8 decembre 2021
Frank Maet
Senior Macro Economist @Belfius
Véronique Goossens
Chief Economist @Belfius
2021 s’annonçait comme une année difficile pour les Britanniques. Durant la première année suivant la sortie de l’UE, redresser l’économie après la plus profonde récession depuis des siècles. Il y a plus simple, comme mission. Le gouvernement de Boris Johnson peut se vanter d'avoir presque accompli le boulot. Après une contraction de près de 10 pour cent en 2020, cette année, l'économie est en route vers une croissance qui frôle les 7 pour cent. Le R.U. a entamé très tôt la vaccination et a pu rouvrir l'économie dès le printemps. Ce qui a entraîné une reprise impressionnante des dépenses de consommation et des investissements. Mais depuis l'été, cet élan s'est essoufflé.
Tout comme aux USA et dans la zone euro, l'économie britannique a de plus en plus souffert de pénuries de matériaux, de marchandises et surtout de main-d'œuvre . Dans de très nombreux secteurs, par manque de personnel et de produits, l’offre n’arrive pas à satisfaire la demande en augmentation. Ainsi, le secteur des transports doit faire face à une grave pénurie de chauffeurs, avec pour conséquence des problèmes d'approvisionnement des stations-service et des rayons des magasins. L’industrie alimentaire, l’horeca et les soins de santé sont également confrontés à une pénurie de main-d'œuvre bon marché. À cause de la crise du Covid-19, de nombreux travailleurs d'Europe de l'Est ont quitté le R.U., et la plupart ne sont pas revenus.
Le Brexit exacerbe les pénuries dans l’économie, par des règles plus strictes en matière d'immigration et de commerce avec l'UE et un surplus de tracasseries administratives. Tout cela non seulement freine la reprise post-Covid, mais fait aussi grimper l’inflation en flèche. Avec près de 1,2 million d’emplois vacants, les entreprises tentent d'attirer les travailleurs par des salaires plus élevés. La hausse des prix de l'énergie combinée à une croissance salariale plus forte ont déjà boosté l'inflation britannique à 4,2 pour cent en octobre, soit plus du double de l'objectif d'inflation de la banque centrale. La flambée inattendue des prix met les voyants au rouge à la Bank of England. Celle-ci prévoit que l'inflation atteindra un pic de 5,2 pour cent au printemps de l'an prochain. Il semblait donc acquis qu'elle relèverait son taux – qui est actuellement de 0,1 pour cent – lors de sa prochaine réunion, le 16 décembre.
Mais c’était sans compter le variant Omicron du virus Covid-19. Récemment, un des plus fervents partisans du relèvement de taux a déclaré qu'il serait sage d'attendre. Le nouveau variant et la récente hausse des contaminations ont ébranlé les perspectives économiques. Le renforcement des règles Covid et la hausse des factures énergétiques risquent de peser temporairement sur les dépenses des consommateurs.

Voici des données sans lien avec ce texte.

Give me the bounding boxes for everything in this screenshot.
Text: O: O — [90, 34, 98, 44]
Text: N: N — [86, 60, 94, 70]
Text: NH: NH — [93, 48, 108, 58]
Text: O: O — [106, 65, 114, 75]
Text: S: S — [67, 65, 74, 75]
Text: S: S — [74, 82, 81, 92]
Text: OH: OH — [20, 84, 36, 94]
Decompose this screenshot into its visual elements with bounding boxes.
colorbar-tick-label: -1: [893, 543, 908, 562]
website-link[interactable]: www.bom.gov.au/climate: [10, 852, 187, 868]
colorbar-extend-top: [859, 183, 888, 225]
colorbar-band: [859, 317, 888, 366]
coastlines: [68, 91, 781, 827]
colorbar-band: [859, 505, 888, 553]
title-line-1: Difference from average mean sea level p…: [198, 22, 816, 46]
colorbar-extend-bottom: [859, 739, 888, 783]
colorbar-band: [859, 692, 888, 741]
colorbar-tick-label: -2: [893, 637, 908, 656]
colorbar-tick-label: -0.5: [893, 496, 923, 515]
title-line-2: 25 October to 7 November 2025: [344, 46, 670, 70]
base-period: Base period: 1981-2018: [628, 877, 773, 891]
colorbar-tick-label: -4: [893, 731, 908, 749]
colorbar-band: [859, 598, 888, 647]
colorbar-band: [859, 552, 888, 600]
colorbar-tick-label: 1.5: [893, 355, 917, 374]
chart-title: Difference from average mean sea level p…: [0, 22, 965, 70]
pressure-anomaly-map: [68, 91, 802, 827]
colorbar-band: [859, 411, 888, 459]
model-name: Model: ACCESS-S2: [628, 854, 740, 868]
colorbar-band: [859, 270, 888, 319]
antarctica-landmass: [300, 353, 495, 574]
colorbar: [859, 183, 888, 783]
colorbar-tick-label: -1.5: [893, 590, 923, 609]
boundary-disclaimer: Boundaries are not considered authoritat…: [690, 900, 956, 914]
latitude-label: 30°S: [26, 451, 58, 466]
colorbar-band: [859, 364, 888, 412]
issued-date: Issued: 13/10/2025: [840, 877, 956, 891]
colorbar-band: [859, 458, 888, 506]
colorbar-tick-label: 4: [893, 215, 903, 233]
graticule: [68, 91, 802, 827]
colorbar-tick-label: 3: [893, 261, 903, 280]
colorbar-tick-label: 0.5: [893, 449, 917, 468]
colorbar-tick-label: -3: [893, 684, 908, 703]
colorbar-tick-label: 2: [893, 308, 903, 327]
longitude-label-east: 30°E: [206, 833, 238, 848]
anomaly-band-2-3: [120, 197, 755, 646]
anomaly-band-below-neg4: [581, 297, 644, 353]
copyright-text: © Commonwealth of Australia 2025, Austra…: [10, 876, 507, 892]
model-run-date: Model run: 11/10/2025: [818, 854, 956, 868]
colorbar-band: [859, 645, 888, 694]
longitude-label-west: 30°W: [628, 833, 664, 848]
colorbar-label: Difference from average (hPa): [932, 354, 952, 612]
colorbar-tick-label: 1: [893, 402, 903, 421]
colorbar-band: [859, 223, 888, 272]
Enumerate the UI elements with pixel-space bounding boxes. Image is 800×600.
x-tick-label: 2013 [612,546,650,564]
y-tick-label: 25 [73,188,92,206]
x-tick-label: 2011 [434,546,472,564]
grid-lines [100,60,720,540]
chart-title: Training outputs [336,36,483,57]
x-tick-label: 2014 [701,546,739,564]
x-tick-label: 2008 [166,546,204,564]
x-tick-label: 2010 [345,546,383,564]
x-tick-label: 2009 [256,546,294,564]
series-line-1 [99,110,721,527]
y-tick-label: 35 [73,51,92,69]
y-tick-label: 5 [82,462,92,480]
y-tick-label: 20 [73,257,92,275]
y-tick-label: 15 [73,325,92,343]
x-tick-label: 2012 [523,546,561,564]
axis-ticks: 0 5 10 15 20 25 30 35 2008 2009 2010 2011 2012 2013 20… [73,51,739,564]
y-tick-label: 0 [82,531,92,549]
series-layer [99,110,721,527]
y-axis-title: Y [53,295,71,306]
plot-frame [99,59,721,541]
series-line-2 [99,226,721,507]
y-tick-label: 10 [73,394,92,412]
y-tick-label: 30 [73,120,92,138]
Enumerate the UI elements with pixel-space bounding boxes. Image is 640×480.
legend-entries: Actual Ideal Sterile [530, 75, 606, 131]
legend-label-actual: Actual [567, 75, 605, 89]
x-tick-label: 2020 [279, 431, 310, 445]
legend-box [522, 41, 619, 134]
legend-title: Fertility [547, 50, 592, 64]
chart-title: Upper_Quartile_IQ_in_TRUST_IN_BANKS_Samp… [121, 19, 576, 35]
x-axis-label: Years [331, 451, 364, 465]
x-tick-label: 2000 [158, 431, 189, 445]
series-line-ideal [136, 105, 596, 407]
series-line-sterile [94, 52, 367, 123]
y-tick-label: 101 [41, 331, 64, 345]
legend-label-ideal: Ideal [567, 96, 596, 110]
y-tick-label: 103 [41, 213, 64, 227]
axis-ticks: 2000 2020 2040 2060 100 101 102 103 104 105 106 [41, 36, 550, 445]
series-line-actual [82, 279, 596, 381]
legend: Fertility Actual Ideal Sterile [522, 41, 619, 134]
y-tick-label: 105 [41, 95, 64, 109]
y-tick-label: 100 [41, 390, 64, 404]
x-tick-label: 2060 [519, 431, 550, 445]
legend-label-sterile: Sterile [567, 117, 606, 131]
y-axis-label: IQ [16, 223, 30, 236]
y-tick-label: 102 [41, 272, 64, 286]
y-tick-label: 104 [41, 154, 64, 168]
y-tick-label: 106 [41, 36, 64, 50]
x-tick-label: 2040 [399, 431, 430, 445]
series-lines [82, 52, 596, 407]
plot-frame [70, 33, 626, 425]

À moins d’une clarification de l’impact économique d'Omicron dans les deux prochaines semaines, la majorité des membres de la Bank of England n'appuieront pas encore ce mois-ci sur le bouton « relèvement du taux directeur ».
Mais postposer le relèvement de taux ne veut pas dire qu'on y renonce. Il y a encore de fortes chances que le taux directeur soit relevé en plusieurs étapes à partir de février. Les problèmes d’approvisionnement et la hausse des coûts ne seront pas résolus avant la mi-2022 au plus tôt et la demande sur le marché de l'emploi restera également élevée l’an prochain. Certes, la croissance du PIB ralentira par rapport à cette année, mais avec une prévision de 5 pour cent, nous restons relativement optimistes à l'égard de la conjoncture du R.U. Les dépenses des ménages constitueront le principal moteur de croissance en 2022, grâce à une poursuite de la baisse du chômage. Dès la fin de l'année prochaine, et certainement en 2023, nous comptons sur un rythme de croissance plus faible, en raison de la hausse de l'impôt des sociétés qui a été planifiée.
Que la Bank of England relève son taux plus tard dans le courant de ce mois ou qu'elle attende jusqu'en février, une chose semble certaine : ce sera le premier relèvement de taux par une grande banque centrale depuis le début de la pandémie. Aux États-Unis, la Fed ne prévoit pas de relever son taux avant la fin de l'été, et la BCE n'envisage pas d'ajuster son taux directeur avant 2023. Laquelle des trois a raison ? Nous le ne saurons que l’an prochain.